La MCL est caractérisée par une association complexe de symptômes : hallucinations, délires, dépression, chutes, troubles moteurs, pertes de conscience brèves, troubles du comportement en sommeil paradoxal, mais aussi des troubles cognitifs fluctuants. Des manifestations qui brouillent les pistes et conduisent souvent à un diagnostic erroné. "Près de deux tiers des malades ne seraient pas diagnostiqués", la maladie étant souvent confondue avec Alzheimer ou Parkinson, explique Maria Fiori, doctorante en neurosciences à Strasbourg, à France Inter.

Or, plus de 90 % des patients atteints de la MCL présentent des troubles de l’odorat : c'est ce chiffre qui a été à l'origine de ce projet. Cela s’explique par l'accumulation anormale d'une protéine, l'alpha-synucléine, dans les zones cérébrales liées à l'odorat avant de se diffuser ailleurs dans le cerveau. "Faire un test olfactif ou rechercher cette protéine dans la muqueuse olfactive permettrait de diagnostiquer la MCL, de la comprendre et peut-être aussi de la différencier de l’Alzheimer", explique la chercheuse. Elle prévoit, dans le cadre de son étude, de faire passer des tests olfactifs (et PCR) à 200 patients, malades et non malades, mais aussi d’examiner des imageries de leur cerveau.

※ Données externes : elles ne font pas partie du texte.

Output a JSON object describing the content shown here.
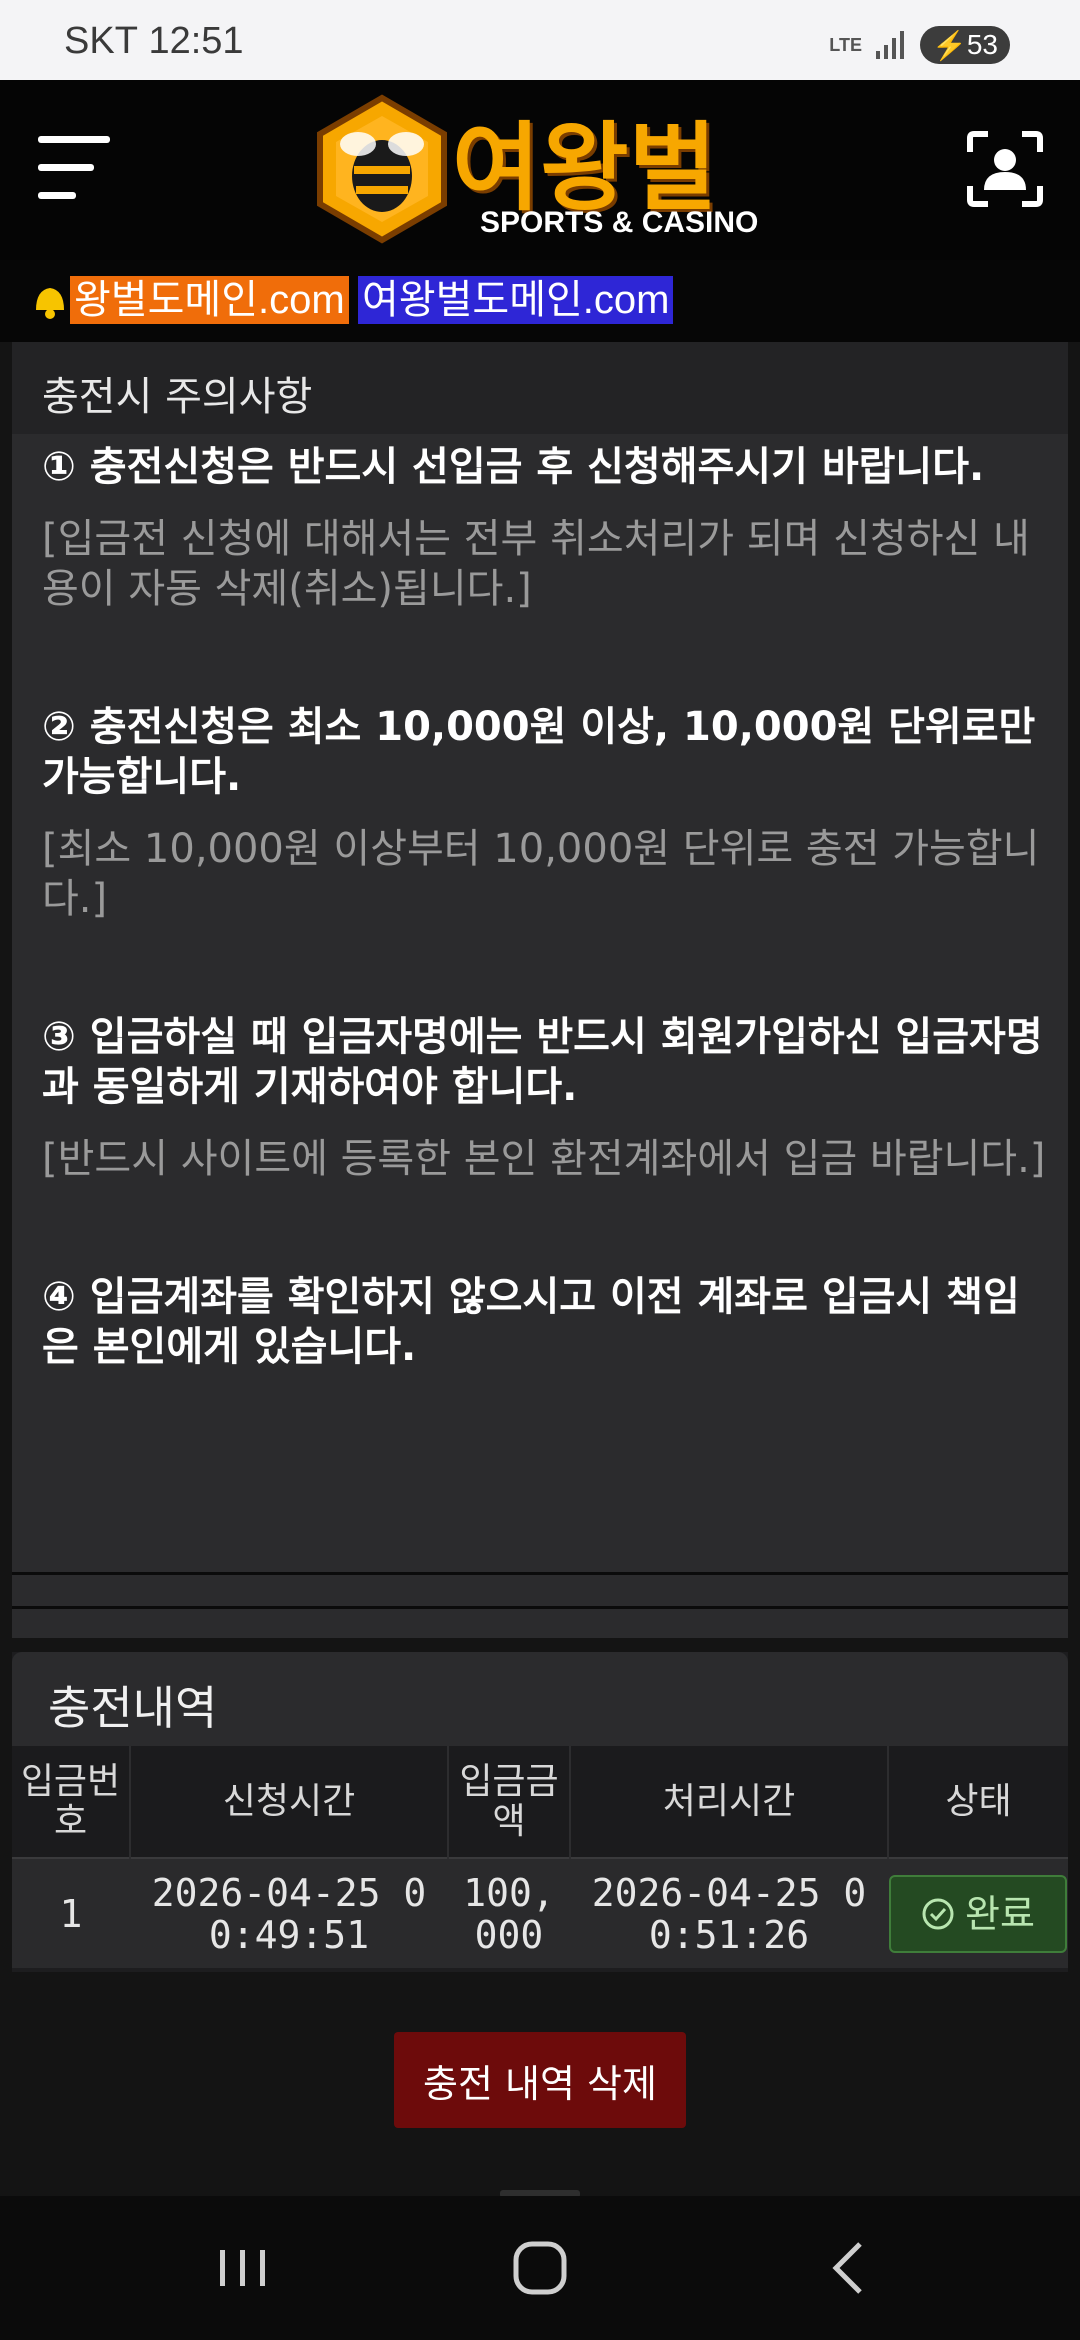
{
  "status": {
    "carrier": "SKT",
    "time": "12:51",
    "network": "LTE",
    "battery": "53"
  },
  "header": {
    "logo_text": "여왕벌",
    "logo_sub": "SPORTS & CASINO"
  },
  "domains": {
    "primary": "왕벌도메인.com",
    "secondary": "여왕벌도메인.com"
  },
  "notice": {
    "title": "충전시 주의사항",
    "items": [
      {
        "heading": "① 충전신청은 반드시 선입금 후 신청해주시기 바랍니다.",
        "sub": "[입금전 신청에 대해서는 전부 취소처리가 되며 신청하신 내용이 자동 삭제(취소)됩니다.]"
      },
      {
        "heading": "② 충전신청은 최소 10,000원 이상, 10,000원 단위로만 가능합니다.",
        "sub": "[최소 10,000원 이상부터 10,000원 단위로 충전 가능합니다.]"
      },
      {
        "heading": "③ 입금하실 때 입금자명에는 반드시 회원가입하신 입금자명과 동일하게 기재하여야 합니다.",
        "sub": "[반드시 사이트에 등록한 본인 환전계좌에서 입금 바랍니다.]"
      },
      {
        "heading": "④ 입금계좌를 확인하지 않으시고 이전 계좌로 입금시 책임은 본인에게 있습니다."
      }
    ]
  },
  "history": {
    "title": "충전내역",
    "columns": [
      "입금번호",
      "신청시간",
      "입금금액",
      "처리시간",
      "상태"
    ],
    "rows": [
      {
        "no": "1",
        "requested": "2026-04-25 00:49:51",
        "amount": "100,000",
        "processed": "2026-04-25 00:51:26",
        "status": "완료"
      }
    ]
  },
  "delete_label": "충전 내역 삭제",
  "colors": {
    "accent": "#f7a700",
    "delete": "#6d0b0b",
    "badge": "#244a22"
  }
}
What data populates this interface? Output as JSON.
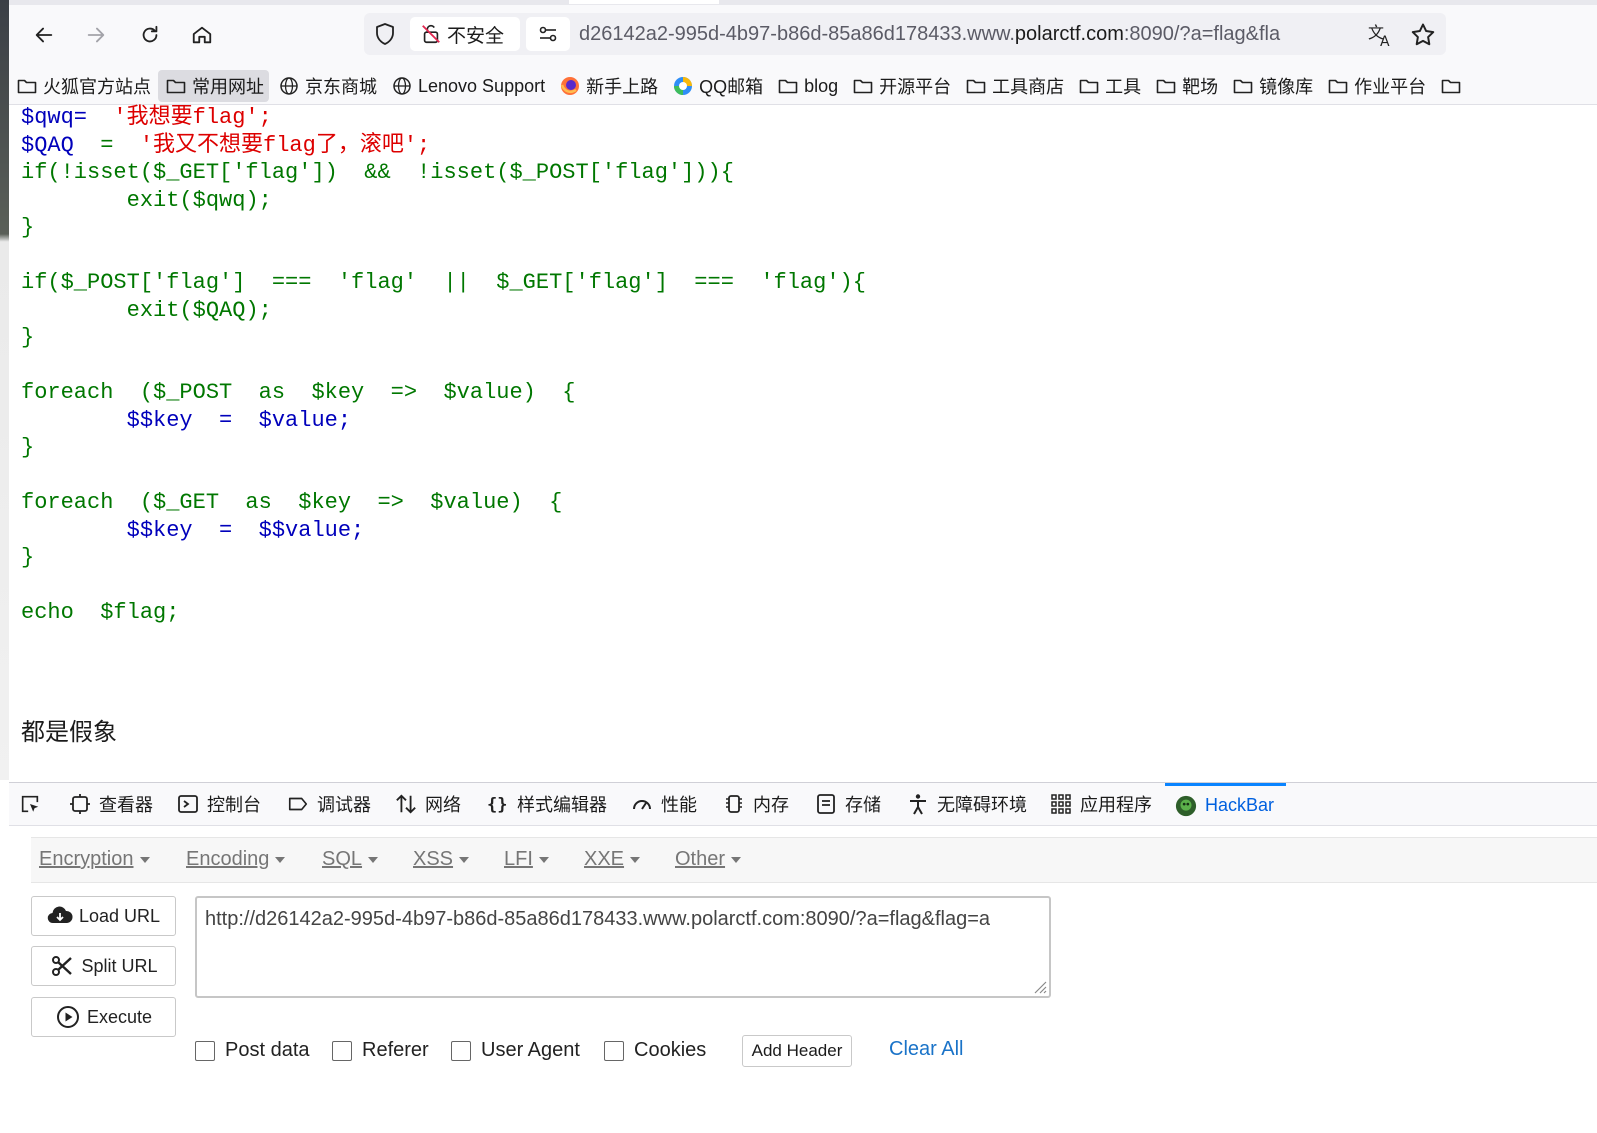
{
  "browser": {
    "security_label": "不安全",
    "url_prefix": "d26142a2-995d-4b97-b86d-85a86d178433.www.",
    "url_domain": "polarctf.com",
    "url_suffix": ":8090/?a=flag&fla"
  },
  "bookmarks": [
    {
      "label": "火狐官方站点",
      "icon": "folder-icon"
    },
    {
      "label": "常用网址",
      "icon": "folder-icon",
      "active": true
    },
    {
      "label": "京东商城",
      "icon": "globe-icon"
    },
    {
      "label": "Lenovo Support",
      "icon": "globe-icon"
    },
    {
      "label": "新手上路",
      "icon": "firefox-icon"
    },
    {
      "label": "QQ邮箱",
      "icon": "qqmail-icon"
    },
    {
      "label": "blog",
      "icon": "folder-icon"
    },
    {
      "label": "开源平台",
      "icon": "folder-icon"
    },
    {
      "label": "工具商店",
      "icon": "folder-icon"
    },
    {
      "label": "工具",
      "icon": "folder-icon"
    },
    {
      "label": "靶场",
      "icon": "folder-icon"
    },
    {
      "label": "镜像库",
      "icon": "folder-icon"
    },
    {
      "label": "作业平台",
      "icon": "folder-icon"
    }
  ],
  "code": {
    "l1_var": "$qwq=",
    "l1_str": "'我想要flag';",
    "l2_var": "$QAQ",
    "l2_eq": "=",
    "l2_str": "'我又不想要flag了，滚吧';",
    "l3": "if(!isset($_GET['flag'])  &&  !isset($_POST['flag'])){",
    "l4": "exit($qwq);",
    "l5": "}",
    "l7": "if($_POST['flag']  ===  'flag'  ||  $_GET['flag']  ===  'flag'){",
    "l8": "exit($QAQ);",
    "l9": "}",
    "l11": "foreach  ($_POST  as  $key  =>  $value)  {",
    "l12": "$$key  =  $value;",
    "l13": "}",
    "l15": "foreach  ($_GET  as  $key  =>  $value)  {",
    "l16": "$$key  =  $$value;",
    "l17": "}",
    "l19": "echo  $flag;"
  },
  "page_output": "都是假象",
  "devtools": {
    "tabs": [
      {
        "label": "查看器",
        "icon": "inspector-icon"
      },
      {
        "label": "控制台",
        "icon": "console-icon"
      },
      {
        "label": "调试器",
        "icon": "debugger-icon"
      },
      {
        "label": "网络",
        "icon": "network-icon"
      },
      {
        "label": "样式编辑器",
        "icon": "style-editor-icon"
      },
      {
        "label": "性能",
        "icon": "performance-icon"
      },
      {
        "label": "内存",
        "icon": "memory-icon"
      },
      {
        "label": "存储",
        "icon": "storage-icon"
      },
      {
        "label": "无障碍环境",
        "icon": "accessibility-icon"
      },
      {
        "label": "应用程序",
        "icon": "application-icon"
      },
      {
        "label": "HackBar",
        "icon": "hackbar-icon",
        "active": true
      }
    ]
  },
  "hackbar": {
    "menu": [
      "Encryption",
      "Encoding",
      "SQL",
      "XSS",
      "LFI",
      "XXE",
      "Other"
    ],
    "load_url": "Load URL",
    "split_url": "Split URL",
    "execute": "Execute",
    "url_value": "http://d26142a2-995d-4b97-b86d-85a86d178433.www.polarctf.com:8090/?a=flag&flag=a",
    "checkboxes": [
      "Post data",
      "Referer",
      "User Agent",
      "Cookies"
    ],
    "add_header": "Add Header",
    "clear_all": "Clear All"
  }
}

Une maladie qui provoque moins de déclin qu'Alzheimer 

En l’absence de traitement curatif, diagnostiquer la MCL plus tôt, c’est offrir un accompagnement plus adapté aux patients et un répit aux aidants. Bonne nouvelle : son évolution cognitive est souvent plus stable que celle d’Alzheimer. "Il ne faut pas hésiter à en parler [et ne] pas avoir peur parce que cette maladie, par rapport à la maladie d'Alzheimer", provoque "moins de déclin. Elle est plutôt constante avec le temps, quand on l'a à un moment T, dix ans après, il n'y a pas forcément non plus de dégradation et de déclin cognitif important", rassure Maria Fiori.